Читать «Король жизни / King of Life» онлайн - страница 19

Ян Парандовский

Впрочем, возвращался он освеженный, в расцвете сил и здоровья. Эстетский костюм лежал в чемодане, в который он уже никогда не заглядывал. Оскар охотно спрятал бы там вместе с другими вещами и свои лекции, но ему пришлось еще не раз их повторять.

В начале следующего года он поехал в Париж. Поселился в гостинице «Вольтер» на любимом берегу Франса, с Сеной и Лувром перед окнами. Волосы он причесывал а la Нерон, что усиливало сходство черт его лица с лицами императоров на древних геммах, и каждый день подвивал мелкие кудри; одевался, подобно Бальзаку, по моде 1848 года, ходил увешанный брелоками и с тросточкой из слоновой кости, набалдашник которой был отделан бирюзою, носил меховое пальто с зеленым верхом. Обедал в «Кафе де Пари», у Фуайо, у Биньона на Авеню-де-л’Опера, а когда с деньгами бывало туго, брал за несколько франков обед в своей гостинице. «Стихотворения» свои Уайльд разослал с посвящениями самым знаменитым писателям. Спустя несколько недель он завтракал с Гонкуром, пил чай с Бурже в «Кафе д’Орсе», а Ришпен водил его за кулисы. Верлен с изумлением смотрел на этого щеголя, который то и дело зажигал папиросу с золотым мундштуком и так много говорил, что забывал о пустом стакане поэта.
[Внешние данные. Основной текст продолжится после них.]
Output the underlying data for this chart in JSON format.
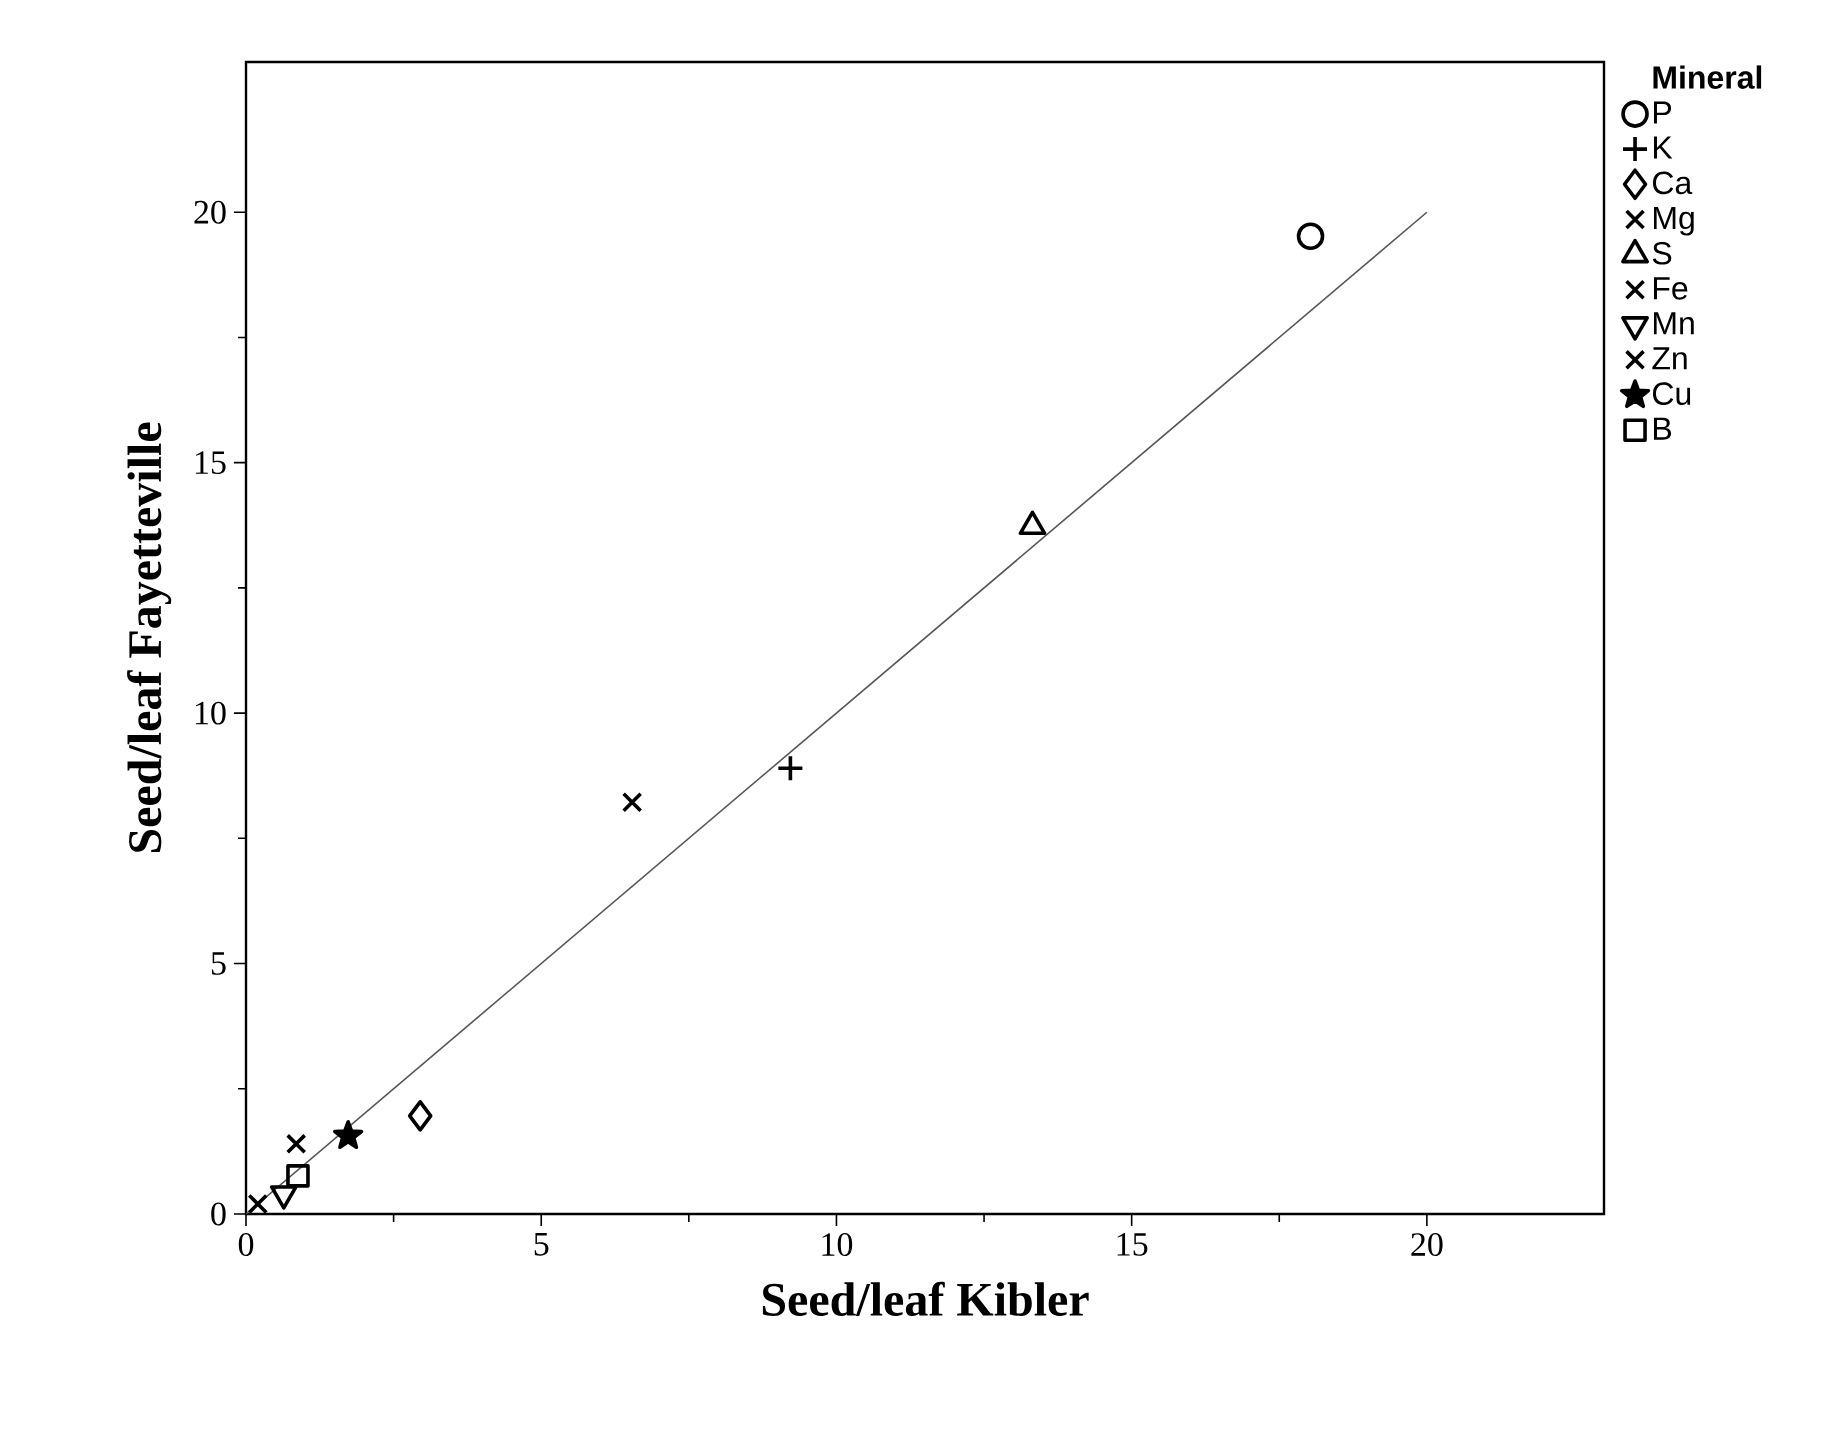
{
  "chart_data": {
    "type": "scatter",
    "xlabel": "Seed/leaf Kibler",
    "ylabel": "Seed/leaf Fayetteville",
    "legend_title": "Mineral",
    "legend": "right",
    "xlim": [
      0,
      23
    ],
    "ylim": [
      0,
      23
    ],
    "xticks": [
      0,
      5,
      10,
      15,
      20
    ],
    "yticks": [
      0,
      5,
      10,
      15,
      20
    ],
    "grid": false,
    "series": [
      {
        "name": "P",
        "color": "#000000",
        "marker": "circle",
        "x": [
          18.03
        ],
        "values": [
          19.52
        ]
      },
      {
        "name": "K",
        "color": "#000000",
        "marker": "plus",
        "x": [
          9.22
        ],
        "values": [
          8.9
        ]
      },
      {
        "name": "Ca",
        "color": "#000000",
        "marker": "diamond",
        "x": [
          2.95
        ],
        "values": [
          1.96
        ]
      },
      {
        "name": "Mg",
        "color": "#000000",
        "marker": "cross",
        "x": [
          6.54
        ],
        "values": [
          8.22
        ]
      },
      {
        "name": "S",
        "color": "#000000",
        "marker": "triangle",
        "x": [
          13.32
        ],
        "values": [
          13.73
        ]
      },
      {
        "name": "Fe",
        "color": "#000000",
        "marker": "cross",
        "x": [
          0.2
        ],
        "values": [
          0.2
        ]
      },
      {
        "name": "Mn",
        "color": "#000000",
        "marker": "triangle-down",
        "x": [
          0.64
        ],
        "values": [
          0.4
        ]
      },
      {
        "name": "Zn",
        "color": "#000000",
        "marker": "cross",
        "x": [
          0.85
        ],
        "values": [
          1.4
        ]
      },
      {
        "name": "Cu",
        "color": "#000000",
        "marker": "star",
        "x": [
          1.73
        ],
        "values": [
          1.56
        ]
      },
      {
        "name": "B",
        "color": "#000000",
        "marker": "square",
        "x": [
          0.88
        ],
        "values": [
          0.76
        ]
      },
      {
        "type": "line",
        "color": "#555555",
        "marker": "none",
        "x": [
          0,
          20
        ],
        "values": [
          0,
          20
        ]
      }
    ]
  }
}
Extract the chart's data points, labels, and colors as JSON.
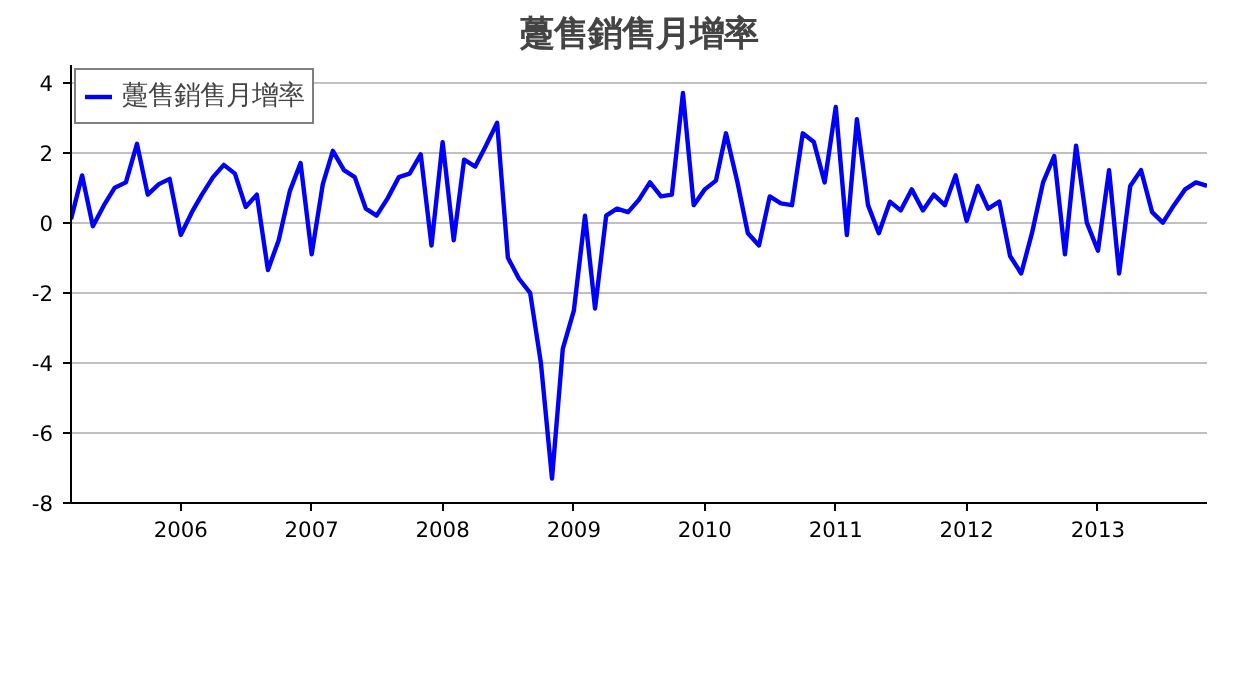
{
  "chart_data": {
    "type": "line",
    "title": "躉售銷售月增率",
    "x": [
      "2005-03",
      "2005-04",
      "2005-05",
      "2005-06",
      "2005-07",
      "2005-08",
      "2005-09",
      "2005-10",
      "2005-11",
      "2005-12",
      "2006-01",
      "2006-02",
      "2006-03",
      "2006-04",
      "2006-05",
      "2006-06",
      "2006-07",
      "2006-08",
      "2006-09",
      "2006-10",
      "2006-11",
      "2006-12",
      "2007-01",
      "2007-02",
      "2007-03",
      "2007-04",
      "2007-05",
      "2007-06",
      "2007-07",
      "2007-08",
      "2007-09",
      "2007-10",
      "2007-11",
      "2007-12",
      "2008-01",
      "2008-02",
      "2008-03",
      "2008-04",
      "2008-05",
      "2008-06",
      "2008-07",
      "2008-08",
      "2008-09",
      "2008-10",
      "2008-11",
      "2008-12",
      "2009-01",
      "2009-02",
      "2009-03",
      "2009-04",
      "2009-05",
      "2009-06",
      "2009-07",
      "2009-08",
      "2009-09",
      "2009-10",
      "2009-11",
      "2009-12",
      "2010-01",
      "2010-02",
      "2010-03",
      "2010-04",
      "2010-05",
      "2010-06",
      "2010-07",
      "2010-08",
      "2010-09",
      "2010-10",
      "2010-11",
      "2010-12",
      "2011-01",
      "2011-02",
      "2011-03",
      "2011-04",
      "2011-05",
      "2011-06",
      "2011-07",
      "2011-08",
      "2011-09",
      "2011-10",
      "2011-11",
      "2011-12",
      "2012-01",
      "2012-02",
      "2012-03",
      "2012-04",
      "2012-05",
      "2012-06",
      "2012-07",
      "2012-08",
      "2012-09",
      "2012-10",
      "2012-11",
      "2012-12",
      "2013-01",
      "2013-02",
      "2013-03",
      "2013-04",
      "2013-05",
      "2013-06",
      "2013-07",
      "2013-08",
      "2013-09",
      "2013-10",
      "2013-11"
    ],
    "series": [
      {
        "name": "躉售銷售月增率",
        "color": "#0000ff",
        "values": [
          0.1,
          1.35,
          -0.1,
          0.5,
          1.0,
          1.15,
          2.25,
          0.8,
          1.1,
          1.25,
          -0.35,
          0.3,
          0.8,
          1.3,
          1.65,
          1.4,
          0.45,
          0.8,
          -1.35,
          -0.5,
          0.9,
          1.7,
          -0.9,
          1.1,
          2.05,
          1.5,
          1.3,
          0.4,
          0.2,
          0.7,
          1.3,
          1.4,
          1.95,
          -0.65,
          2.3,
          -0.5,
          1.8,
          1.6,
          2.2,
          2.85,
          -1.0,
          -1.6,
          -2.0,
          -4.0,
          -7.3,
          -3.6,
          -2.5,
          0.2,
          -2.45,
          0.2,
          0.4,
          0.3,
          0.65,
          1.15,
          0.75,
          0.8,
          3.7,
          0.5,
          0.95,
          1.2,
          2.55,
          1.2,
          -0.3,
          -0.65,
          0.75,
          0.55,
          0.5,
          2.55,
          2.3,
          1.15,
          3.3,
          -0.35,
          2.95,
          0.5,
          -0.3,
          0.6,
          0.35,
          0.95,
          0.35,
          0.8,
          0.5,
          1.35,
          0.05,
          1.05,
          0.4,
          0.6,
          -0.95,
          -1.45,
          -0.3,
          1.15,
          1.9,
          -0.9,
          2.2,
          0.0,
          -0.8,
          1.5,
          -1.45,
          1.05,
          1.5,
          0.3,
          0.0,
          0.5,
          0.95,
          1.15,
          1.05
        ]
      }
    ],
    "xlim": [
      "2005-03",
      "2013-11"
    ],
    "xticks": [
      "2006",
      "2007",
      "2008",
      "2009",
      "2010",
      "2011",
      "2012",
      "2013"
    ],
    "ylim": [
      -8,
      4.5
    ],
    "yticks": [
      -8,
      -6,
      -4,
      -2,
      0,
      2,
      4
    ],
    "grid": "y",
    "legend": "top left",
    "marker": "none",
    "line_style": "solid"
  }
}
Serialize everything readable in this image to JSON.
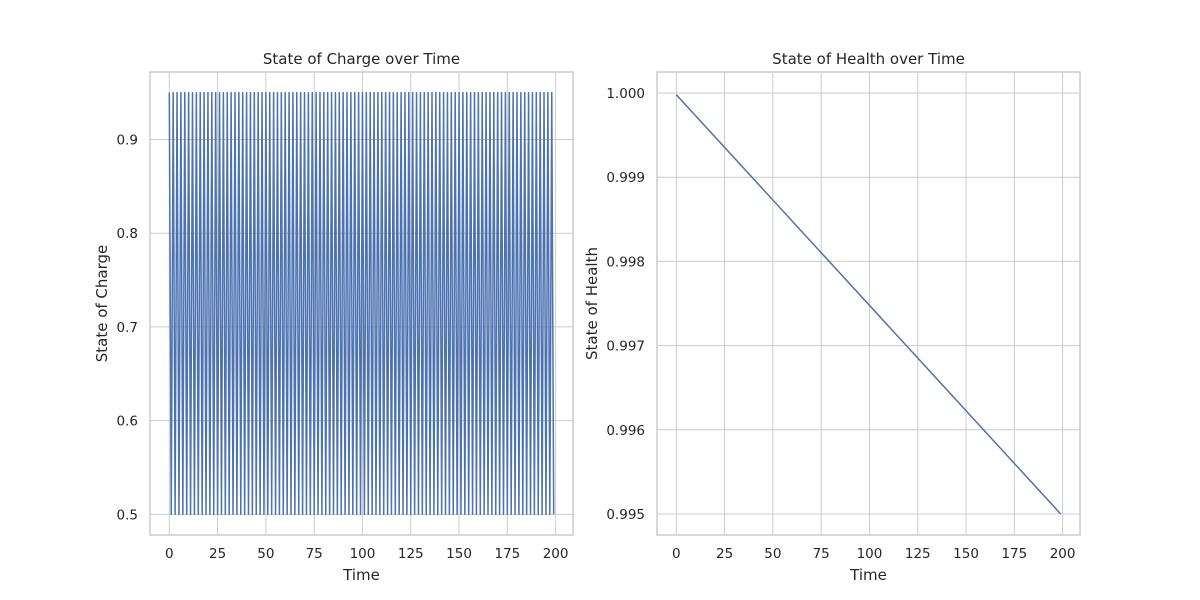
{
  "chart_data": [
    {
      "type": "line",
      "title": "State of Charge over Time",
      "xlabel": "Time",
      "ylabel": "State of Charge",
      "xlim": [
        -10,
        209
      ],
      "ylim": [
        0.478,
        0.972
      ],
      "xticks": [
        0,
        25,
        50,
        75,
        100,
        125,
        150,
        175,
        200
      ],
      "xtick_labels": [
        "0",
        "25",
        "50",
        "75",
        "100",
        "125",
        "150",
        "175",
        "200"
      ],
      "yticks": [
        0.5,
        0.6,
        0.7,
        0.8,
        0.9
      ],
      "ytick_labels": [
        "0.5",
        "0.6",
        "0.7",
        "0.8",
        "0.9"
      ],
      "grid": true,
      "color": "#4c72b0",
      "series": [
        {
          "x_start": 0,
          "x_end": 199,
          "pattern": "alternating",
          "high": 0.95,
          "low": 0.5
        }
      ]
    },
    {
      "type": "line",
      "title": "State of Health over Time",
      "xlabel": "Time",
      "ylabel": "State of Health",
      "xlim": [
        -10,
        209
      ],
      "ylim": [
        0.99475,
        1.00025
      ],
      "xticks": [
        0,
        25,
        50,
        75,
        100,
        125,
        150,
        175,
        200
      ],
      "xtick_labels": [
        "0",
        "25",
        "50",
        "75",
        "100",
        "125",
        "150",
        "175",
        "200"
      ],
      "yticks": [
        0.995,
        0.996,
        0.997,
        0.998,
        0.999,
        1.0
      ],
      "ytick_labels": [
        "0.995",
        "0.996",
        "0.997",
        "0.998",
        "0.999",
        "1.000"
      ],
      "grid": true,
      "color": "#4c72b0",
      "series": [
        {
          "x": [
            0,
            199
          ],
          "y": [
            0.99998,
            0.995
          ]
        }
      ]
    }
  ]
}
Говорил он слишком много. Папаша Гюго, который был уже в преклонном возрасте и скучал, когда беседа шла не о нем, задремывал. Гонкур в своем «Дневнике» записал несколько анекдотов и перестал заниматься гостем. Порой он еще вызывал восторг у какой-нибудь д амы, которой удавалось узреть как бы светящийся нимб вокруг головы этого краснобая. Постепенно он становился молодым человеком с блестящим прошлым. Для трудолюбивых французских писателей томик стихов на веленевой бумаге был слишком легковесен, чтобы долго обременять их память. C'est un grand avantage de n'avoir rien fait, mais il ne faut pas en abuser.

Уайльд заперся в своей гостинице. Тревожное его одиночество заполнила французская литература. Он удалился от усталых и равнодушных взглядов, чтобы жить при блеске глаз, расширенных в исступлении творчества. На белых страницах книг в мягких желтых обложках дышала ярость Бальзака, извлекающего, подобно Богу в Сикстинской капелле, из будничной серости живой мир; сверкал хрусталем чистейшего искусства отшельнический труд Флобера; проступал мастерский рисунок «Эмалей и камей» Готье; звучал строгий ритм Бодлера. Десятки талантов, чье присутствие он недавно ощущал физически, несли ему тайны своих открытий и взлетов. Неизъяснимое блаженство испытывал он от соприкосновения с жизненным и творческим опытом этих великих людей.